Zum zweiten Mal musste Manfred Schneckenburger die documenta retten
Es gehört zu den kuriosen Widersprüchen der documenta-Geschichte, dass der Kurator, der in der Kunstszene keinen besonderen Rückhalt hatte, ein zweites Mal einspringen musste, um die documenta zu retten: Manfred Schneckenburger hatte sich nach der documenta 6 viele Unfreundlichkeiten anhören müssen, obwohl seine Ausstellung eine Reihe bemerkenswerter Abteilungen barg. Beigetragen zu dem schlechten Image hatten das organisatorische Chaos rund um die Eröffnung im Jahre 1977 sowie die heftige Kritik an der Malerei.
Den documenta-Leiter des Jahres 1987 hatte man mit Hilfe einer 30-köpfigen Findungskommission berufen wollen. Doch diese Kommission litt darunter, dass in ihr rund zehn Ausstellungsleiter saßen, die meinten, sie selbst könnten die nächste documenta auf die Beine stellen. So wunderte es nicht, dass man sich auf einen Kompromisskandidaten einigte, der für Qualität stand, aber als ein grundsolider Konservativer galt: Der Amsterdamer Direktor des Stedelijk Musems, Edy de Wilde, der kurz vor der Pensionierung stand, sollte es richten. Welch ungutes Gefühl Findungskommission und Aufsichtsrat bei dieser Entscheidung hatten, ist daran abzulesen, dass de Wilde im Juni 1983 verpflichtet wurde, aus seinen Mitbewerbern ein Leitungsteam zu bilden. Als sich de Wilde für Harald Szeemann entschied, schien alles auf einem guten Weg zu sein. Doch schon Ende 1984 gab das Führungsduo auf.

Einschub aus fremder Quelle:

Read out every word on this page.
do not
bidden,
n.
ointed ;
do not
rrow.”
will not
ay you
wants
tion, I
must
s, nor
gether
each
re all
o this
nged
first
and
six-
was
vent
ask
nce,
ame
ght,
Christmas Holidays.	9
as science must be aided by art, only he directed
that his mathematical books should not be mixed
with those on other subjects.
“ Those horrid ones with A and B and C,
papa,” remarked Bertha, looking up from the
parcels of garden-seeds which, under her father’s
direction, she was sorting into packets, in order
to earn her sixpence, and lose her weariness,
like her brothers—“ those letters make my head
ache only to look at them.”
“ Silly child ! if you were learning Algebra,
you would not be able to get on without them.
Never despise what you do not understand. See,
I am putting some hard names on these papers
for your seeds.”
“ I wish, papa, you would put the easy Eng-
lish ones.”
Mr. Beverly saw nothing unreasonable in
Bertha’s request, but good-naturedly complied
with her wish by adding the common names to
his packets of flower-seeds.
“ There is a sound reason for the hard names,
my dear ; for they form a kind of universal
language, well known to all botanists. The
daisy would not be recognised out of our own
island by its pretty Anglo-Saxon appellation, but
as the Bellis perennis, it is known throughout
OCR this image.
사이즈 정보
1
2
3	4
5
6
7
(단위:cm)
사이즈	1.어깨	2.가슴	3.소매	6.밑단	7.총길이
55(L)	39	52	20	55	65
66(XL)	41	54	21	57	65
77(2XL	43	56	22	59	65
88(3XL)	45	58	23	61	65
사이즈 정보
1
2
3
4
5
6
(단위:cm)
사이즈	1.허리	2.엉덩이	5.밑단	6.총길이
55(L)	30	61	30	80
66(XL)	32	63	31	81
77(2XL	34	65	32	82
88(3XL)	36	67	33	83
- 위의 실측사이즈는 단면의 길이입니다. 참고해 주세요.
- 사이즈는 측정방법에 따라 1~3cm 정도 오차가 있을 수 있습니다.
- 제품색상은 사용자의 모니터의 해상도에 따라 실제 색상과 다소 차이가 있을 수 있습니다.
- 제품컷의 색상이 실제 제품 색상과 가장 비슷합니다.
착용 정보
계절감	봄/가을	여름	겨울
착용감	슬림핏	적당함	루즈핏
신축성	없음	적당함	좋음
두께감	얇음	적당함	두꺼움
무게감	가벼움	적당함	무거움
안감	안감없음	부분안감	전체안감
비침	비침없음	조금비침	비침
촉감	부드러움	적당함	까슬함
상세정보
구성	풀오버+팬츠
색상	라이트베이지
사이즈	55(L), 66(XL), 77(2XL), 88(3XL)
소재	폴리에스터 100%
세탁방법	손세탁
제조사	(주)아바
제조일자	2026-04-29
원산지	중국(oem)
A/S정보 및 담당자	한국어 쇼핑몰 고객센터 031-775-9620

Wieder einmal stand der Aufsichtsrat vor einem Scherbenhaufen. Und wieder einmal entschied sich ein rasch gebildetes Auswahlgremium für Manfred Schneckenburger als Nothelfer. Die documenta 8 bot ein schillerndes Panorama, in dem viel Widersprüchliches Platz hatte. Die Ausstellung setzte einige Zeichen. Sie wurde zu dem wohl wichtigsten Forum für die Performance. Ebenso wegweisend war sie bei der Fortentwicklung der Video-Installationen sowie im Grenzbereich von Skulptur, Architektur und Design. Da spürte man den Geist der Postmoderne, die sich im Formenvorrat der Kunstgeschichte bediente und mit den Elementen spielte. Dabei gelang Schneckenburger partiell das, was Arnold Bode immer angestrebt hatte – die Kunst mit der Architektur in einer Ausstellung zu verbinden. Die Architektur-Skulpturen von Thomas Schütte und Heinrich Brummack standen ebenso dafür wie die Modelle zum idealen Museum, um die Schneckenburger Architekten gebeten hatte.
Die documenta 8 vereinigte eine große Zahl herausragender Arbeiten. Da hatte Gerhard Richter einen eigenen Raum erhalten, in dem er die gegensätzlichen und doch miteinander verwobenen Positionen seiner Malerei vorführen konnte. Stark waren auch die Auftritte von Anselm Kiefer und Gerhard Merz. Ihren eigenwilligen Charakter verdankte die Ausstellung den politisch-kritischen Arbeiten. Wenn man davon ausgeht, dass der Eingangsbereich im Museum Fridericianum spätestens seit der documenta 7 ein programmatisches Bekenntnis der Ausstellungsleitung birgt, dann wurde der Beitrag von Hans Haacke zum heimlichen Motto der documenta 8: Der in New York lebende Haacke hatte im Erdgeschoss der Rotunde einen Raum geschaffen, der wie die Eingangshalle einer Konzernzentrale wirkte. Dezente Tafeln waren aufgestellt und kleine Bäumchen. In der Mitte leuchtete eine Skulptur, die aus den Werbezeichen von Deutscher Bank und Mercedes aufgebaut war. Was da so repräsentativ und vornehm zu betrachten war, enthielt eine scharfe Anklage. Denn beide Unternehmen hatten sich dem Boykottaufruf gegen das Apartheid-Regime der Rassentrennung in Südafrika widersetzt. Das Großfoto von der Beisetzung eines Apartheid-Opfers, das in dem Logo der Deutschen Bank zu sehen war, stellte die Verbindung her.